With A Little Support

by Elliott Denman — posted on 8/13/2012

LONDON — Maria Michta can safely return to her doctoral studies in microbiology.

One job well done — her personal record-shattering performance in the Olympic 20K racewalk — she can relax a bit and get on with the whole business of dealing with the real world.

Here’s a young lady (out of Long Island’s Sachem High School and C.W. Post College) with her head obviously and properly affixed.

She’s been a No. 1 person for most of her 26 years. As in:

• No. 1 student at C.W. Post and Valedictorian of the Class of 2008.
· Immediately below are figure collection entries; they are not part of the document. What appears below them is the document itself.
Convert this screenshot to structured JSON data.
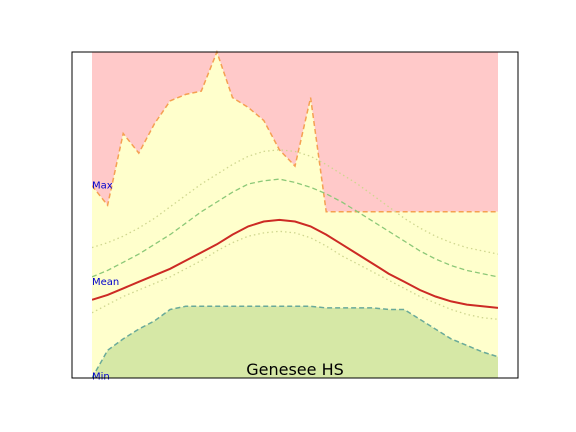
{
  "chart_data": {
    "type": "area",
    "title": "Genesee HS",
    "xlabel": "",
    "ylabel": "",
    "xlim": [
      0,
      52
    ],
    "ylim": [
      0,
      100
    ],
    "grid": false,
    "axes_ticks_visible": false,
    "ref_labels": [
      "Max",
      "Mean",
      "Min"
    ],
    "ref_label_values": [
      59,
      29.5,
      0.5
    ],
    "x": [
      0,
      2,
      4,
      6,
      8,
      10,
      12,
      14,
      16,
      18,
      20,
      22,
      24,
      26,
      28,
      30,
      32,
      34,
      36,
      38,
      40,
      42,
      44,
      46,
      48,
      50,
      52
    ],
    "series": [
      {
        "values": [
          59,
          53,
          75,
          69,
          78,
          85,
          87,
          88,
          100,
          86,
          83,
          79,
          70,
          65,
          86,
          51,
          51,
          51,
          51,
          51,
          51,
          51,
          51,
          51,
          51,
          51,
          51
        ]
      },
      {
        "values": [
          80,
          80,
          80,
          80,
          80,
          80,
          80,
          80,
          80,
          80,
          80,
          80,
          80,
          80,
          80,
          80,
          80,
          80,
          80,
          80,
          80,
          80,
          80,
          80,
          80,
          80,
          80
        ]
      },
      {
        "values": [
          40,
          41.5,
          43.5,
          46,
          49,
          52.5,
          56,
          59.5,
          62.5,
          65.5,
          68,
          69.5,
          70,
          69.5,
          68,
          65.5,
          62.5,
          59.5,
          56,
          52.5,
          49,
          46,
          43.5,
          41.5,
          40,
          39,
          38
        ]
      },
      {
        "values": [
          31,
          33,
          35.5,
          38,
          41,
          44,
          47.5,
          51,
          54,
          57,
          59.5,
          60.5,
          61,
          60,
          58.5,
          56.5,
          54,
          51,
          48,
          45,
          42,
          39,
          36.5,
          34.5,
          33,
          32,
          31
        ]
      },
      {
        "values": [
          24,
          25.5,
          27.5,
          29.5,
          31.5,
          33.5,
          36,
          38.5,
          41,
          44,
          46.5,
          48,
          48.5,
          48,
          46.5,
          44,
          41,
          38,
          35,
          32,
          29.5,
          27,
          25,
          23.5,
          22.5,
          22,
          21.5
        ]
      },
      {
        "values": [
          20,
          22.5,
          25,
          27,
          29,
          31,
          33.5,
          36,
          39,
          41.5,
          43.5,
          44.5,
          45,
          44.5,
          43,
          40.5,
          37.5,
          35,
          32.5,
          30,
          27.5,
          25,
          23,
          21,
          19.5,
          18.5,
          18
        ]
      },
      {
        "values": [
          0,
          8.5,
          12,
          15,
          17.5,
          21,
          22,
          22,
          22,
          22,
          22,
          22,
          22,
          22,
          22,
          21.5,
          21.5,
          21.5,
          21.5,
          21,
          21,
          18,
          15,
          12,
          10,
          8,
          6.5
        ]
      }
    ],
    "colors": {
      "above_max_fill": "#ffc9c9",
      "band_fill": "#ffffcc",
      "below_min_fill": "#d6e8a6",
      "max_line": "#f5a052",
      "outer_dotted": "#cfd68f",
      "inner_dashed": "#8cc878",
      "mean_line": "#cc2a24",
      "min_line": "#6aaa99",
      "ref_label": "#0000cc"
    }
  }
}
• No. 1 finisher at the USA Olympic Trials 20K (fighting off another determined MM athlete, Miranda Melville) and thus the No. 1 (and only) USA 20K entry in London (as a “B” qualifier, meaning a Trials triumph was the one and only way to get here).

• No. 1 finisher all-time for USA in the 20K at the Games, with her 1:32:27 performance late Saturday afternoon that bested New Hampshirite Joanne Dow’s 2008 1:34:15 at Beijing.

So now she can safely return to Manhattan’s Mount Sinai College of Medicine and proceed, with all required haste, the job of fighting the Hepatitis-B virus and all the nastiness it inflicts on humankind.

Maria Michta fought it out with the best women walkers on earth Saturday and did a heck of a job.

Her PR 1:32:27 walk was good for 29th place in a starting field of 61 and her 10K midway split of 46:02 was a PR, too.

As the announcing team kept reminding, the event was staged in “the most majestic setting in the history of this sport.”

The route was a 2K loop (designed, engineered and fine-tuned by Port Washington’s David Katz) on The Mall in Green Park, with each loop taking a twist around the Queen Victoria statue just beyond the gates of Buckingham Palace, here the changing of the guard is one of the world’s most renowned tourist sites.

At least 10,000 Olympic fans cheered them on.

Michta showed remarkable consistency in hot, sunny conditions, reeling off her 10 laps in 9:17, 9:10, 9:04, 9:11, 9:12, 9:12, 9:20, 9:26, 9:25 and speeding home in a 9:02.

She was totally delighted by it all.

“I walked the fastest 20K of my life in the biggest race of my life.”

Having a big rooting section here “across the pond” was a big morale-booster, too. “I had my whole family here,” she said. “ My mom, my dad, my sister, my brother, my fiancé, his sister and his parents.”

Many of the walkers who finished ahead of her are full-time athletes, fully supported by their national federations or the corporate-sponsor clubs who put big stock In walking medals — which obviously weigh as heavily as any others in the final counts.

And she was ahead of many who are full-time athletes, too.

Soon, Maria Michta will go back to being a full-time microbiologist with the satisfaction of knowing she can compete with the planet’s best. OK, not beat people like Elena Lashmanova, Olga Kaniskina and Shenjie Qieyang. But, yes, compete with them.

Up front, the medals went to Russians Lashmanova (in the world and Olympic record time of 1:25:02) and Kaniskina (1:25:09) and China’s Qieyang (1:25:16).

This looked like a walkaway for much of the 20K distance, with Kaniskina, the defending Olympic champion intent on becoming the first-ever Olympic 20K repeater, building what seemed to be an ever-widening lead.

But, lo and behold, the 27-year-old Kaniskina began wilting some and the 20-year-old, baby-faced Lashmanova began coming on like a Russian version of Gangbusters.

With an 8:07 last lap, the 20-year-old blazed up “the golden carpet” placed in the middle of the road as the direct path to the finish line and claimed the gold by exactly seven seconds.

Maria Michta was 28 places and 7:25 down the roadway when Lashmanova crossed the line.

“This is  difficult for me to deal with,” said Kaniskina, the deposed titlist.

“I would never imagined something like this,” said Lashmanova, the great young champion.

“I had a dream race,” Maria Michta reminded us all.

Perspective, of course is everything. In life and in the Olympic Games.